Exasol introduced Partitioning in version 6.1. This feature helps to improve the performance of statements accessing large tables. As an example, let’s take these two tables:
Say t2 is too large to fit in memory and may get partitioned therefore.
In contrast to distribution, partitioning should be done on columns that are used for filtering:
ALTER TABLE t2 PARTITION BY WhereCol;
Now without taking distribution into account (on a one-node cluster), the table t2 looks like this:
Notice that partitioning changes the way the table is physically ordered on disk.
A statement like
SELECT * FROM t2 WHERE WhereCol=’A’;
would have to load only the red part of the table into memory. This may show benefits on a one-node cluster as well as on multi-node clusters. On a multi-node cluster, a large table like t2 is distributed across the active nodes. It can additionally be partitioned also.
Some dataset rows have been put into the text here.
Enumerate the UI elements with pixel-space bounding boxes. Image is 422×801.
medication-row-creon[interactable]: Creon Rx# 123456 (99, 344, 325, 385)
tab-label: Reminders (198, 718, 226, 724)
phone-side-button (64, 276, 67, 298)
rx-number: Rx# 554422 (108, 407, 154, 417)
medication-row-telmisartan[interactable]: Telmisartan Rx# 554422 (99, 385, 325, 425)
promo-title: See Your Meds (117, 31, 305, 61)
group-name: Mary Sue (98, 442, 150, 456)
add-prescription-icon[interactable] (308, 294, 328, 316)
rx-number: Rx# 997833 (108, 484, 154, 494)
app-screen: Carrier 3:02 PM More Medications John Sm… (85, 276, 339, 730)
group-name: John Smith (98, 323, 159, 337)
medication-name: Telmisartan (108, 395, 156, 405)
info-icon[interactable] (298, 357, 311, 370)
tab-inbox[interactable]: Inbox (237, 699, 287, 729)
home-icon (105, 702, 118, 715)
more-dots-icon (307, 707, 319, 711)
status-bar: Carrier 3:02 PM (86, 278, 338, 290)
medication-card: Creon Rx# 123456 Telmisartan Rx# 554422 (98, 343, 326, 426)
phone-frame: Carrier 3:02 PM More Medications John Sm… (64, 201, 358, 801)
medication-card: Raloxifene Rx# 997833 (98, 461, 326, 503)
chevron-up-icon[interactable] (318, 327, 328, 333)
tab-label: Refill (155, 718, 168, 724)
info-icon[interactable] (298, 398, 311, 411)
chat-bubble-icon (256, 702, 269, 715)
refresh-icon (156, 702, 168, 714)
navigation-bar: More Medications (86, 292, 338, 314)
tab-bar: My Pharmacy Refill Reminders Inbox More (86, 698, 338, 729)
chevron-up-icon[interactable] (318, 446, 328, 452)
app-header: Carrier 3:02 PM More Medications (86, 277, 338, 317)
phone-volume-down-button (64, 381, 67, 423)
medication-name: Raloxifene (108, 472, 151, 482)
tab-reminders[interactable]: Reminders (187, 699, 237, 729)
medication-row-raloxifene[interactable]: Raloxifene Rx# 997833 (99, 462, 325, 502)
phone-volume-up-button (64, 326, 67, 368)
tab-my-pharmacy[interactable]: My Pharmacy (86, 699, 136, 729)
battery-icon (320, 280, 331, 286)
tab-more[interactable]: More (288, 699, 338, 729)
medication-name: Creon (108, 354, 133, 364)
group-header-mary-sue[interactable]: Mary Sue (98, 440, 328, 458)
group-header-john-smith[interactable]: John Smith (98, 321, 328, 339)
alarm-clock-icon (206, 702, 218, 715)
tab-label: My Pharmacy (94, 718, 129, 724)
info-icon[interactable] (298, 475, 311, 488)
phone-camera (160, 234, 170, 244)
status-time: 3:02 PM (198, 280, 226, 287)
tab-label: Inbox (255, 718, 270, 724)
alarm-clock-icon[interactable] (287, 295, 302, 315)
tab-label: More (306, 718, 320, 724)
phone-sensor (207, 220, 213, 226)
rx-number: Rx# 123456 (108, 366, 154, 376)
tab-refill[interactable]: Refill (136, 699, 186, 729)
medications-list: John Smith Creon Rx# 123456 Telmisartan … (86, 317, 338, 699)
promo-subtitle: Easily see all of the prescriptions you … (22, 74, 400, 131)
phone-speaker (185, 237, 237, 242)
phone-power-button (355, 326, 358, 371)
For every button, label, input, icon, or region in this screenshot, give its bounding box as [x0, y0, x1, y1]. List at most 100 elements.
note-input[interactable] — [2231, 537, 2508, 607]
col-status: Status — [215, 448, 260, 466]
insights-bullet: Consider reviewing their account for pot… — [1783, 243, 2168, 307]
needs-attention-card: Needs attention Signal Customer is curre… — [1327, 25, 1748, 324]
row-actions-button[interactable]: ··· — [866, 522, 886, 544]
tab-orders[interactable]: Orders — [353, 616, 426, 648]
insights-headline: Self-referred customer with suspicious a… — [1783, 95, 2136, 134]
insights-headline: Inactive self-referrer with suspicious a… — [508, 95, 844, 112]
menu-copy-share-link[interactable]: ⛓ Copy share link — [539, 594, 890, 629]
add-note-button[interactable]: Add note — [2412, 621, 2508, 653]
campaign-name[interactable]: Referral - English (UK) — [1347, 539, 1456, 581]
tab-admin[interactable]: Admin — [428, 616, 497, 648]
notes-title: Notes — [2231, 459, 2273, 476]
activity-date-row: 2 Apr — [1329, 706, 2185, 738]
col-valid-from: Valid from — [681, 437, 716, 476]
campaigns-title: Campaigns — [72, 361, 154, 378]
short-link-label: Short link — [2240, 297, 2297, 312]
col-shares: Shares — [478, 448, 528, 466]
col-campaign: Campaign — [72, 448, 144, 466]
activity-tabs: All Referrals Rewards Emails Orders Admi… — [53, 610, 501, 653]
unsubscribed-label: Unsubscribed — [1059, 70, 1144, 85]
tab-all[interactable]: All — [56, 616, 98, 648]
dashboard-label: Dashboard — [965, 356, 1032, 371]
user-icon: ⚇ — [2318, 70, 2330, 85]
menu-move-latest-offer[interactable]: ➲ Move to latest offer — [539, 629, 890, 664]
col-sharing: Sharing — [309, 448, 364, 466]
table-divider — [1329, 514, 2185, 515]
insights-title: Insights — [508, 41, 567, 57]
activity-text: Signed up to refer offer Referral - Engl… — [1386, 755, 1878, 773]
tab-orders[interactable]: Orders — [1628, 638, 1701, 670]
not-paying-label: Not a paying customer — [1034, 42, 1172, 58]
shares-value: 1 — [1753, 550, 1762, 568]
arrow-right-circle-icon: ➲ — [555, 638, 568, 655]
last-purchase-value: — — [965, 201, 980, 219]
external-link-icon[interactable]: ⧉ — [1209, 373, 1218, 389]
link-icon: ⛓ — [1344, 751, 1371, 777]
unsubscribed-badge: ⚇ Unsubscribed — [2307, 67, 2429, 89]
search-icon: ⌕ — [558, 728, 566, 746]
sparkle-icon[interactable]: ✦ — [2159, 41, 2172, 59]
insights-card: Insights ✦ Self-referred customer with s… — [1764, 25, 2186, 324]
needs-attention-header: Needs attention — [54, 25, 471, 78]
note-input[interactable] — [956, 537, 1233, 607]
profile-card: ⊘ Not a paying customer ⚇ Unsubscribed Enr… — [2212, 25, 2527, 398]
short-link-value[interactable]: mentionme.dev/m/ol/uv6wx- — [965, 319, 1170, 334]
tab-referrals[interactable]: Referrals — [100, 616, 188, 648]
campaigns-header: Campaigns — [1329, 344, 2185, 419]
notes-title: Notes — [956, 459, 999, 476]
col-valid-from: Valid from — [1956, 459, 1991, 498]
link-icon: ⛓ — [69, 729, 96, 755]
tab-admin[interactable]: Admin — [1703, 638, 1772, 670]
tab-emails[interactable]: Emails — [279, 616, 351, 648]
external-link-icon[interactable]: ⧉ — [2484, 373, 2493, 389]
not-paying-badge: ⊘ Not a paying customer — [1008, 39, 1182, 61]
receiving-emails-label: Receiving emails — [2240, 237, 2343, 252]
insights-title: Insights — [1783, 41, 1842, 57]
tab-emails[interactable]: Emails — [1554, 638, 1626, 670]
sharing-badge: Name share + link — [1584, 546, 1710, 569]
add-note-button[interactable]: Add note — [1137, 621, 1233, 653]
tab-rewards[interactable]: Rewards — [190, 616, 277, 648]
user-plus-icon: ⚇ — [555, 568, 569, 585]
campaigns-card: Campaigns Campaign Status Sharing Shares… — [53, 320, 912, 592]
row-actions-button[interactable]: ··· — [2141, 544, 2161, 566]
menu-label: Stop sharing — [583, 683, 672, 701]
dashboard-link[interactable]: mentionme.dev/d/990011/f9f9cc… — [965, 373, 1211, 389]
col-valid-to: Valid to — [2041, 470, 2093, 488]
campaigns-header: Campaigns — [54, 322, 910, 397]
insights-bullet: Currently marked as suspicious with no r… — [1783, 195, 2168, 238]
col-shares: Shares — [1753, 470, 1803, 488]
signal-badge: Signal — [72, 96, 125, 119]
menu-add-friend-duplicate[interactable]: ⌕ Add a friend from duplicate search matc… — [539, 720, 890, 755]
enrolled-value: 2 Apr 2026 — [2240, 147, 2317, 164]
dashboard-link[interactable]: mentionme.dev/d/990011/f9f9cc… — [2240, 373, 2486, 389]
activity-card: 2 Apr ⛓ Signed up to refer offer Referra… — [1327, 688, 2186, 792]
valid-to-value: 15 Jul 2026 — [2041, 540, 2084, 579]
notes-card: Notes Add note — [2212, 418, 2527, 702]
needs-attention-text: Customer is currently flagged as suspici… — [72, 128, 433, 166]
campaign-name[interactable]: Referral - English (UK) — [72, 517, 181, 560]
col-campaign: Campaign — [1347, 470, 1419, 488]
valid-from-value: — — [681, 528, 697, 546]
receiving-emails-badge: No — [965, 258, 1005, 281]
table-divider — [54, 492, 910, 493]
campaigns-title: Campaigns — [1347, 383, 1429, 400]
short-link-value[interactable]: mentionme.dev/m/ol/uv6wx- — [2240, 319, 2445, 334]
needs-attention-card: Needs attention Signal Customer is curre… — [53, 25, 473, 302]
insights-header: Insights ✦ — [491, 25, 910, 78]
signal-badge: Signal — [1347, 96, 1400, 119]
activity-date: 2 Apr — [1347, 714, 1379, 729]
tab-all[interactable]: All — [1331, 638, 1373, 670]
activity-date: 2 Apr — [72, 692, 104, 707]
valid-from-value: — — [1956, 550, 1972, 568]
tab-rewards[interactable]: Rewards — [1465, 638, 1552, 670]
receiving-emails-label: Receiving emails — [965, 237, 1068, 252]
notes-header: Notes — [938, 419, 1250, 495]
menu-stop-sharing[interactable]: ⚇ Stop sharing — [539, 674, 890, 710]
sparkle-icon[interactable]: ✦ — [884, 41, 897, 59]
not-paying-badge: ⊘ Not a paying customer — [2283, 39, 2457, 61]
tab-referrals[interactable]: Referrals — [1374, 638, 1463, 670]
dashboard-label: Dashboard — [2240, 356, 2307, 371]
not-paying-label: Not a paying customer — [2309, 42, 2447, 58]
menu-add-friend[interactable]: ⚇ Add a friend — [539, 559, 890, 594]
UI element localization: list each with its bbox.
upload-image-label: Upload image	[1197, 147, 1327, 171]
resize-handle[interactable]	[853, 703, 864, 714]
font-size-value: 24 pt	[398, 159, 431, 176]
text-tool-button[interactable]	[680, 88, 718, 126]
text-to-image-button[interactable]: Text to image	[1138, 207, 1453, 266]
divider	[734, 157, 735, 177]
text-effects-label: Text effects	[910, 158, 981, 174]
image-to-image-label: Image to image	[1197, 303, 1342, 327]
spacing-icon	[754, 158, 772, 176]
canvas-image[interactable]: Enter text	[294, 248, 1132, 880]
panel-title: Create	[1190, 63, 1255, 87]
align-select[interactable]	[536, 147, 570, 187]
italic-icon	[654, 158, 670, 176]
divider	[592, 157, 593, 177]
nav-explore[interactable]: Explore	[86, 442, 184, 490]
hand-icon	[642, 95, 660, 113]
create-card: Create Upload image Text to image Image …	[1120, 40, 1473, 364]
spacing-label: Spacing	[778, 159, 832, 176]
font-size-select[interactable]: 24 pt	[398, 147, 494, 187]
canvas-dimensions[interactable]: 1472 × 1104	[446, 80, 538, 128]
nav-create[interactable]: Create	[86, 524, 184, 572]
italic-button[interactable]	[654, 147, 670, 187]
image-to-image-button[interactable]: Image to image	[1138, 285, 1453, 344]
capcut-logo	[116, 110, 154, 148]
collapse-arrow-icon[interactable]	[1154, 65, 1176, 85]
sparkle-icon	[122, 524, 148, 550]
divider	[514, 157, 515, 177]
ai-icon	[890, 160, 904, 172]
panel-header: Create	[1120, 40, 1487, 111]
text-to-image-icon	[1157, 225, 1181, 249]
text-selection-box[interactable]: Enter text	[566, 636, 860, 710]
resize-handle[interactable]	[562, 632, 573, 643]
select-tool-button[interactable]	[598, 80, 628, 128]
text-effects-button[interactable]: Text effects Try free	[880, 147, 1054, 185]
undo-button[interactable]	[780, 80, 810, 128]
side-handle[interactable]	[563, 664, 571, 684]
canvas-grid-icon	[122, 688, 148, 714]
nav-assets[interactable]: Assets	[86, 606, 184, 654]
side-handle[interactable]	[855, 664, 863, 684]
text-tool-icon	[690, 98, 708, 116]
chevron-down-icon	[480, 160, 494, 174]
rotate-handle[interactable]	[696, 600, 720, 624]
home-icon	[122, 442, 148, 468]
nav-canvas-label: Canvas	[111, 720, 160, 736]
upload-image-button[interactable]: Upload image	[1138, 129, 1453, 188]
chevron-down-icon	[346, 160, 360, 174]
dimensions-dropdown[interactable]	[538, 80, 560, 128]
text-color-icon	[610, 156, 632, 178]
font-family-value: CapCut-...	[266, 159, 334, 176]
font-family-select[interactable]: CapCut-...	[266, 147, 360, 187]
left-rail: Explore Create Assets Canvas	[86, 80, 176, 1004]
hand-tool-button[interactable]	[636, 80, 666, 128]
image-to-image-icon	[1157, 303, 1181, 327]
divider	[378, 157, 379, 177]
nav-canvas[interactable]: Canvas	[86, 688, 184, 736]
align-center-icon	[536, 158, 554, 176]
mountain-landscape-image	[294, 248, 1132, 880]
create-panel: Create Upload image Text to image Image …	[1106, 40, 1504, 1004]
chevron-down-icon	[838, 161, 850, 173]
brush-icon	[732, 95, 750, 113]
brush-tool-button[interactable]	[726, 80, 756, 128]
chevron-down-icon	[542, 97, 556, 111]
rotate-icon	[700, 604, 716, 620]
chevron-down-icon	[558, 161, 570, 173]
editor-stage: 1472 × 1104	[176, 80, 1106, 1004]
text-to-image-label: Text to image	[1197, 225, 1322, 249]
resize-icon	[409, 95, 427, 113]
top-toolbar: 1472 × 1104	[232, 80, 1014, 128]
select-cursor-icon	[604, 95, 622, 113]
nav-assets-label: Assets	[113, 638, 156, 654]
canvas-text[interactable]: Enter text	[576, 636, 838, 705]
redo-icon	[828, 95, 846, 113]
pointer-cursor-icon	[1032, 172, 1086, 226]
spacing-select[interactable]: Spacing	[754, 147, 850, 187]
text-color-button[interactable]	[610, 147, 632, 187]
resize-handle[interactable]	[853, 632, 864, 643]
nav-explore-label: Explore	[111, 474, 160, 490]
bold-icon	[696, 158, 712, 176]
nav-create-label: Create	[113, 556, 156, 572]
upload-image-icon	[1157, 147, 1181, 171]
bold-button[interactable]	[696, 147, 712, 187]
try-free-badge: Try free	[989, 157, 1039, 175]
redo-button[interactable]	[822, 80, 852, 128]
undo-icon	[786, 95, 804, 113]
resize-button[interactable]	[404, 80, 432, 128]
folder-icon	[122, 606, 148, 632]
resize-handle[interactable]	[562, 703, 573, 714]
Should the two tables reside on a three-node cluster with distribution on the JoinCol columns and the table t2 partitioned on the WhereCol column, they look like this:
That way, each node has to load a smaller portion of the table into memory if statements are executed that filter on the WhereCol column while joins on the JoinCol column are still local joins.
EXA_(USER|ALL|DBA)_TABLES shows both the distribution key and the partition key if any.
Notice that Exasol will automatically create an appropriate number of partitions – you don’t have to specify that.